Atto di lettura come atto di responsabilità, ricezione inesaurita, ma non concessione a decostruire.
In ciò si rivela il senso ultimo dell’opera di Fabrocile, che vuol dirsi politico, in accezione originale, politikòs, civile. Si guardi l’unica tela di più ampie dimensioni, dove nelle reti che Fabrocile cala nel suo mare cartaceo resta Gramsci, Gramsci dietro le sbarre, emblema del prigioniero che qui s’è più volte evocato, la sua grafia rigorosamente riprodotta su un foglio accartocciato, che è icastica rappresentazione di una condizione, di una precisa maniera d’intendere la storia e la filosofia e la politica, maniera dal carcere segnata, che rinunzia a compatti edifici teoretici, e si rivela invece nelle pagine dei Quaderni, nei fogli delle Lettere, del carcere appunto. E’ questa l’estrema sporgenza di Fabrocile, che dietro la grata sa riconoscere il Gramsci così dipinto da Gobetti nella Rivoluzione liberale: «Più che un tattico e un combattente Gramsci è un profeta. Come si può esserlo oggi: inascoltati se non dal fato. La sua polemica catastrofica, la sua satira disperata non attendono consolazione facile. Tutta l’umanità, tutto il presente gli è in sospetto. Chiede la giustizia a un feroce futuro vendicatore».

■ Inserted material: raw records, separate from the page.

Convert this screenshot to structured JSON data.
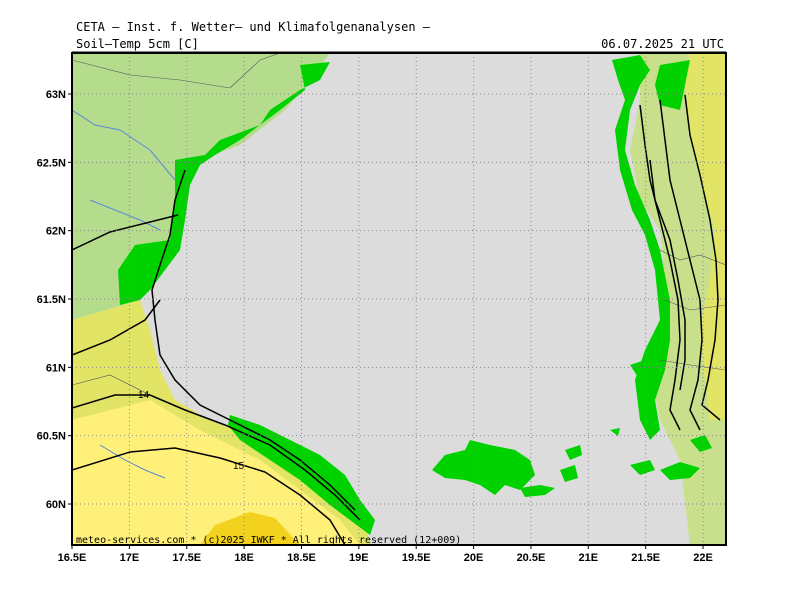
{
  "header": {
    "institute": "CETA — Inst. f. Wetter— und Klimafolgenanalysen —",
    "parameter": "Soil—Temp 5cm [C]",
    "datetime": "06.07.2025 21 UTC"
  },
  "footer": "meteo-services.com * (c)2025 IWKF * All rights reserved (12+009)",
  "map": {
    "lon_range": [
      16.5,
      22.2
    ],
    "lat_range": [
      59.7,
      63.3
    ],
    "lon_ticks": [
      "16.5E",
      "17E",
      "17.5E",
      "18E",
      "18.5E",
      "19E",
      "19.5E",
      "20E",
      "20.5E",
      "21E",
      "21.5E",
      "22E"
    ],
    "lat_ticks": [
      "60N",
      "60.5N",
      "61N",
      "61.5N",
      "62N",
      "62.5N",
      "63N"
    ],
    "contour_labels": [
      "14",
      "15"
    ],
    "colors": {
      "sea": "#dcdcdc",
      "land_cool": "#b5dc8c",
      "land_mid": "#c8e08c",
      "land_warm": "#e2e466",
      "land_yellow": "#fff07a",
      "land_hot": "#f2d21e",
      "coast_green": "#00d200",
      "contour": "#000000",
      "river": "#5a8ad8"
    }
  }
}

(Oreste Trabucco, testo in catalogo, Caserta 2003)

“Dys-pensare il quotidiano” - 2007
L’altro, per Umberto Fabrocile, è ciò che si muove intorno a noi, dalle inezie quotidiane fino ai grandi eventi politici, che l’artista recepisce, filtra e traduce nei suoi dipinti-collage. Egli annoda, accoppia, stringe, associa elementi vari, dispone carte, toccate o invase da colori, affiancandole a riflessioni, addizioni fotografiche e tesi politico filosofiche che fanno della sua arte un mezzo, talvolta duro e dissacrante, di denuncia.

(Nadia Verdile, presentazione mostra, Caserta 2007)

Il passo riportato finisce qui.